O pościgu, który miał miejsce w niedzielę późnym popołudniem, poinformowała rybnicka komenda. Wszystko zaczęło się w pobliżu ulicy 3 Maja w Świerklanach, gdzie policjanci z grupy Speed podczas patrolu zauważyli motocyklistę, jadącego z dużą prędkością pojazdem bez tablicy rejestracyjnej.
„Mundurowi zarejestrowali, że kierowca poruszał się z prędkością 160 km/h w terenie zabudowanym. Nie zatrzymał się, przyspieszył i zaczął uciekać. Policjanci ruszyli za nim w pościg. Kierowca ignorował sygnały świetlne i dźwiękowe nakazujące zatrzymanie pojazdu. Przyspieszał, chcąc zgubić mundurowych. Po drodze łamał przepisy ruchu drogowego, m.in. wyprzedzając w miejscach niedozwolonych” – relacjonowała rzeczniczka rybnickiej policji asp. Bogusława Kobeszko.
Mundurowi przez siedem kilometrów ścigali aprilię. W Wodzisławiu Śląskim na łuku drogi zrównali się z motocyklistą i użyli radiowozu, by zatrzymać motocykl. Po lekkim uderzeniu w motocykl kierowca stracił panowanie nad jednośladem i zakończył jazdę w przydrożnym rowie. Próbował jeszcze uciekać pieszo w stronę lasu, ale po krótkim pościgu mundurowi obezwładnili go i zatrzymali.
Okazało się, że to 28-letni mieszkaniec Jastrzębia-Zdroju. Był trzeźwy, jednak narkotester wykazał, że ma w organizmie amfetaminę i marihuanę, pobrano mu krew do badań. W plecaku jastrzębianina stróże prawa znaleźli pistolet maszynowy, ostrą amunicję oraz kilkanaście gramów narkotyków.
Mężczyzna nie miał uprawnień do kierowania, a motocykl nie był ani zarejestrowany ani ubezpieczony. Podczas przeszukania mieszkania 28-latka śledczy z rybnickiej komendy zabezpieczyli jeszcze kilka gramów narkotyków oraz pieniądze w różnych walutach, łącznie około 27 tys. zł.
Podejrzany trafił do policyjnego aresztu, we wtorek usłyszał prokuratorskie zarzuty: posiadania broni palnej bez zezwolenia, posiadania środków odurzających, kierowania pojazdem mechanicznym pod wpływem środka odurzającego, a także niezatrzymania się do kontroli drogowej.

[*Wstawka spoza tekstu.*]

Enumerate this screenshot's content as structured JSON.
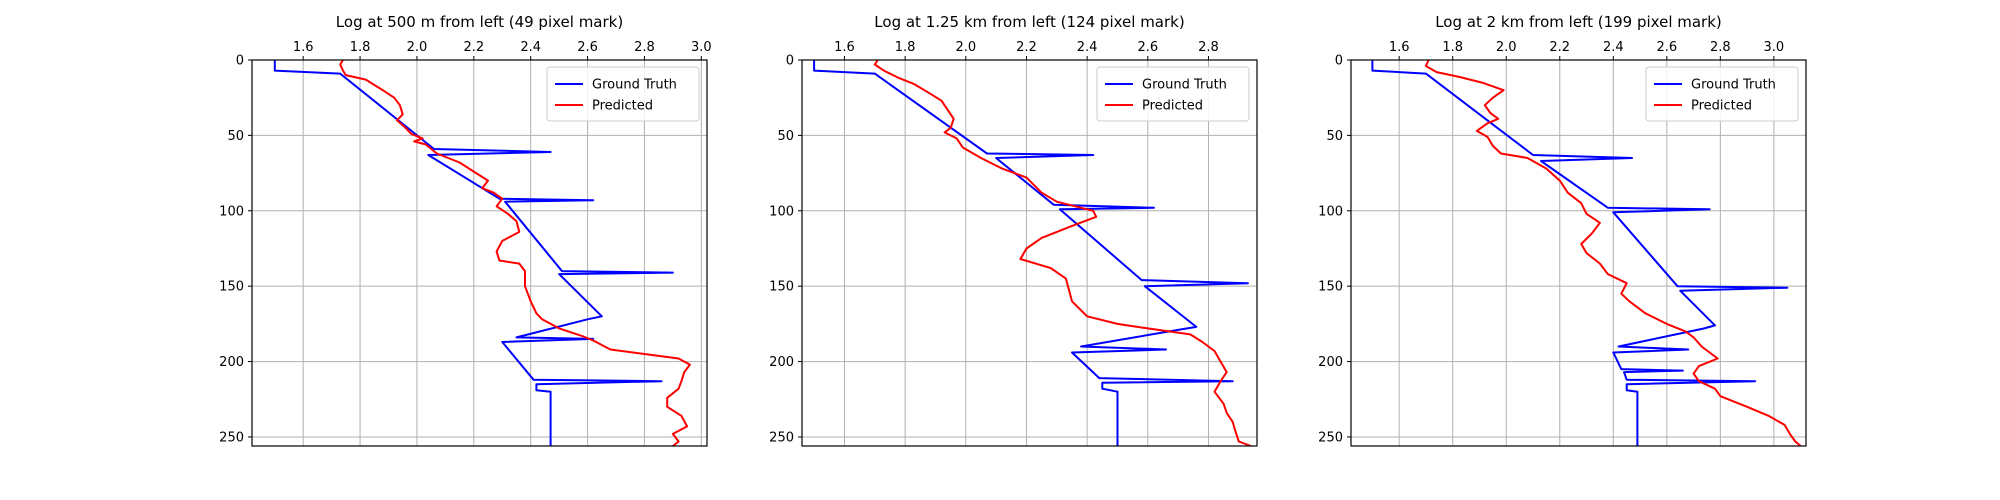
{
  "colors": {
    "ground_truth": "#0000ff",
    "predicted": "#ff0000",
    "grid": "#b0b0b0"
  },
  "chart_data": [
    {
      "type": "line",
      "title": "Log at 500 m from left (49 pixel mark)",
      "x_ticks": [
        "1.6",
        "1.8",
        "2.0",
        "2.2",
        "2.4",
        "2.6",
        "2.8",
        "3.0"
      ],
      "y_ticks": [
        "0",
        "50",
        "100",
        "150",
        "200",
        "250"
      ],
      "xlim": [
        1.42,
        3.02
      ],
      "ylim": [
        256,
        0
      ],
      "grid": true,
      "legend_position": "top-right",
      "series": [
        {
          "name": "Ground Truth",
          "color": "#0000ff",
          "points": [
            [
              1.5,
              0
            ],
            [
              1.5,
              7
            ],
            [
              1.73,
              9
            ],
            [
              2.06,
              59
            ],
            [
              2.47,
              61
            ],
            [
              2.04,
              63
            ],
            [
              2.29,
              92
            ],
            [
              2.62,
              93
            ],
            [
              2.31,
              94
            ],
            [
              2.51,
              140
            ],
            [
              2.9,
              141
            ],
            [
              2.5,
              142
            ],
            [
              2.65,
              170
            ],
            [
              2.6,
              172
            ],
            [
              2.35,
              184
            ],
            [
              2.62,
              185
            ],
            [
              2.3,
              187
            ],
            [
              2.41,
              212
            ],
            [
              2.86,
              213
            ],
            [
              2.42,
              215
            ],
            [
              2.42,
              219
            ],
            [
              2.47,
              220
            ],
            [
              2.47,
              256
            ]
          ]
        },
        {
          "name": "Predicted",
          "color": "#ff0000",
          "points": [
            [
              1.74,
              0
            ],
            [
              1.73,
              3
            ],
            [
              1.74,
              7
            ],
            [
              1.75,
              10
            ],
            [
              1.82,
              13
            ],
            [
              1.88,
              20
            ],
            [
              1.92,
              25
            ],
            [
              1.94,
              30
            ],
            [
              1.95,
              36
            ],
            [
              1.93,
              40
            ],
            [
              1.96,
              45
            ],
            [
              1.98,
              49
            ],
            [
              2.02,
              52
            ],
            [
              1.99,
              54
            ],
            [
              2.03,
              56
            ],
            [
              2.07,
              62
            ],
            [
              2.15,
              68
            ],
            [
              2.2,
              74
            ],
            [
              2.25,
              80
            ],
            [
              2.23,
              85
            ],
            [
              2.27,
              88
            ],
            [
              2.3,
              92
            ],
            [
              2.28,
              97
            ],
            [
              2.32,
              102
            ],
            [
              2.35,
              107
            ],
            [
              2.36,
              114
            ],
            [
              2.3,
              120
            ],
            [
              2.28,
              127
            ],
            [
              2.29,
              133
            ],
            [
              2.36,
              135
            ],
            [
              2.38,
              140
            ],
            [
              2.38,
              150
            ],
            [
              2.4,
              160
            ],
            [
              2.42,
              168
            ],
            [
              2.44,
              172
            ],
            [
              2.5,
              178
            ],
            [
              2.58,
              183
            ],
            [
              2.62,
              186
            ],
            [
              2.68,
              192
            ],
            [
              2.8,
              195
            ],
            [
              2.92,
              198
            ],
            [
              2.96,
              202
            ],
            [
              2.94,
              207
            ],
            [
              2.93,
              213
            ],
            [
              2.92,
              218
            ],
            [
              2.88,
              224
            ],
            [
              2.88,
              230
            ],
            [
              2.93,
              236
            ],
            [
              2.95,
              243
            ],
            [
              2.9,
              248
            ],
            [
              2.92,
              253
            ],
            [
              2.9,
              256
            ]
          ]
        }
      ]
    },
    {
      "type": "line",
      "title": "Log at 1.25 km from left (124 pixel mark)",
      "x_ticks": [
        "1.6",
        "1.8",
        "2.0",
        "2.2",
        "2.4",
        "2.6",
        "2.8"
      ],
      "y_ticks": [
        "0",
        "50",
        "100",
        "150",
        "200",
        "250"
      ],
      "xlim": [
        1.46,
        2.96
      ],
      "ylim": [
        256,
        0
      ],
      "grid": true,
      "legend_position": "top-right",
      "series": [
        {
          "name": "Ground Truth",
          "color": "#0000ff",
          "points": [
            [
              1.5,
              0
            ],
            [
              1.5,
              7
            ],
            [
              1.7,
              9
            ],
            [
              2.07,
              62
            ],
            [
              2.42,
              63
            ],
            [
              2.1,
              65
            ],
            [
              2.29,
              96
            ],
            [
              2.62,
              98
            ],
            [
              2.31,
              99
            ],
            [
              2.58,
              146
            ],
            [
              2.93,
              148
            ],
            [
              2.59,
              150
            ],
            [
              2.76,
              177
            ],
            [
              2.7,
              179
            ],
            [
              2.38,
              190
            ],
            [
              2.66,
              192
            ],
            [
              2.35,
              194
            ],
            [
              2.44,
              211
            ],
            [
              2.88,
              213
            ],
            [
              2.45,
              214
            ],
            [
              2.45,
              218
            ],
            [
              2.5,
              220
            ],
            [
              2.5,
              256
            ]
          ]
        },
        {
          "name": "Predicted",
          "color": "#ff0000",
          "points": [
            [
              1.71,
              0
            ],
            [
              1.7,
              3
            ],
            [
              1.73,
              7
            ],
            [
              1.78,
              12
            ],
            [
              1.83,
              16
            ],
            [
              1.88,
              22
            ],
            [
              1.92,
              27
            ],
            [
              1.94,
              33
            ],
            [
              1.96,
              39
            ],
            [
              1.95,
              45
            ],
            [
              1.93,
              48
            ],
            [
              1.97,
              52
            ],
            [
              1.99,
              58
            ],
            [
              2.05,
              65
            ],
            [
              2.12,
              72
            ],
            [
              2.2,
              78
            ],
            [
              2.22,
              82
            ],
            [
              2.25,
              88
            ],
            [
              2.3,
              94
            ],
            [
              2.42,
              100
            ],
            [
              2.43,
              104
            ],
            [
              2.35,
              110
            ],
            [
              2.25,
              118
            ],
            [
              2.2,
              125
            ],
            [
              2.18,
              132
            ],
            [
              2.28,
              138
            ],
            [
              2.33,
              145
            ],
            [
              2.35,
              160
            ],
            [
              2.4,
              170
            ],
            [
              2.5,
              175
            ],
            [
              2.6,
              178
            ],
            [
              2.74,
              182
            ],
            [
              2.78,
              187
            ],
            [
              2.82,
              193
            ],
            [
              2.84,
              200
            ],
            [
              2.86,
              207
            ],
            [
              2.84,
              213
            ],
            [
              2.82,
              220
            ],
            [
              2.85,
              228
            ],
            [
              2.86,
              234
            ],
            [
              2.88,
              240
            ],
            [
              2.89,
              247
            ],
            [
              2.9,
              253
            ],
            [
              2.94,
              256
            ]
          ]
        }
      ]
    },
    {
      "type": "line",
      "title": "Log at 2 km from left (199 pixel mark)",
      "x_ticks": [
        "1.6",
        "1.8",
        "2.0",
        "2.2",
        "2.4",
        "2.6",
        "2.8",
        "3.0"
      ],
      "y_ticks": [
        "0",
        "50",
        "100",
        "150",
        "200",
        "250"
      ],
      "xlim": [
        1.42,
        3.12
      ],
      "ylim": [
        256,
        0
      ],
      "grid": true,
      "legend_position": "top-right",
      "series": [
        {
          "name": "Ground Truth",
          "color": "#0000ff",
          "points": [
            [
              1.5,
              0
            ],
            [
              1.5,
              7
            ],
            [
              1.7,
              9
            ],
            [
              2.1,
              63
            ],
            [
              2.47,
              65
            ],
            [
              2.13,
              67
            ],
            [
              2.38,
              98
            ],
            [
              2.76,
              99
            ],
            [
              2.4,
              101
            ],
            [
              2.64,
              150
            ],
            [
              3.05,
              151
            ],
            [
              2.65,
              153
            ],
            [
              2.78,
              176
            ],
            [
              2.74,
              178
            ],
            [
              2.42,
              190
            ],
            [
              2.68,
              192
            ],
            [
              2.4,
              194
            ],
            [
              2.43,
              205
            ],
            [
              2.66,
              206
            ],
            [
              2.44,
              207
            ],
            [
              2.45,
              212
            ],
            [
              2.93,
              213
            ],
            [
              2.45,
              215
            ],
            [
              2.45,
              219
            ],
            [
              2.49,
              220
            ],
            [
              2.49,
              256
            ]
          ]
        },
        {
          "name": "Predicted",
          "color": "#ff0000",
          "points": [
            [
              1.71,
              0
            ],
            [
              1.7,
              4
            ],
            [
              1.74,
              8
            ],
            [
              1.82,
              11
            ],
            [
              1.91,
              15
            ],
            [
              1.99,
              20
            ],
            [
              1.95,
              25
            ],
            [
              1.92,
              30
            ],
            [
              1.94,
              35
            ],
            [
              1.97,
              39
            ],
            [
              1.93,
              42
            ],
            [
              1.89,
              47
            ],
            [
              1.93,
              51
            ],
            [
              1.95,
              57
            ],
            [
              1.98,
              62
            ],
            [
              2.08,
              65
            ],
            [
              2.15,
              72
            ],
            [
              2.2,
              80
            ],
            [
              2.23,
              88
            ],
            [
              2.28,
              95
            ],
            [
              2.3,
              102
            ],
            [
              2.35,
              108
            ],
            [
              2.32,
              115
            ],
            [
              2.28,
              122
            ],
            [
              2.3,
              128
            ],
            [
              2.35,
              135
            ],
            [
              2.38,
              142
            ],
            [
              2.45,
              148
            ],
            [
              2.43,
              155
            ],
            [
              2.46,
              160
            ],
            [
              2.52,
              168
            ],
            [
              2.6,
              175
            ],
            [
              2.67,
              180
            ],
            [
              2.7,
              184
            ],
            [
              2.73,
              190
            ],
            [
              2.76,
              194
            ],
            [
              2.79,
              198
            ],
            [
              2.72,
              203
            ],
            [
              2.7,
              208
            ],
            [
              2.72,
              213
            ],
            [
              2.78,
              218
            ],
            [
              2.8,
              223
            ],
            [
              2.9,
              230
            ],
            [
              2.98,
              236
            ],
            [
              3.04,
              242
            ],
            [
              3.06,
              248
            ],
            [
              3.08,
              253
            ],
            [
              3.1,
              256
            ]
          ]
        }
      ]
    }
  ]
}
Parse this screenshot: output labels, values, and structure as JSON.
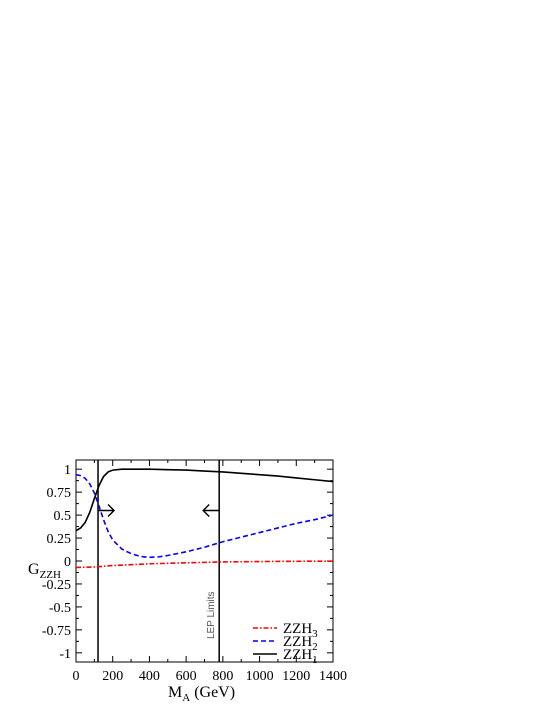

Mężczyzna odpowie również za wszystkie wykroczenia drogowe, które popełnił.
Decyzją Prokuratury Rejonowej w Rybniku 28-latek został objęty policyjnym dozorem i zastosowano wobec niego poręczenie majątkowe, nie może też opuszczać kraju. Mężczyzna przyznał się do winy. Był już wcześniej znany policji, ma na koncie przestępstwa narkotykowe.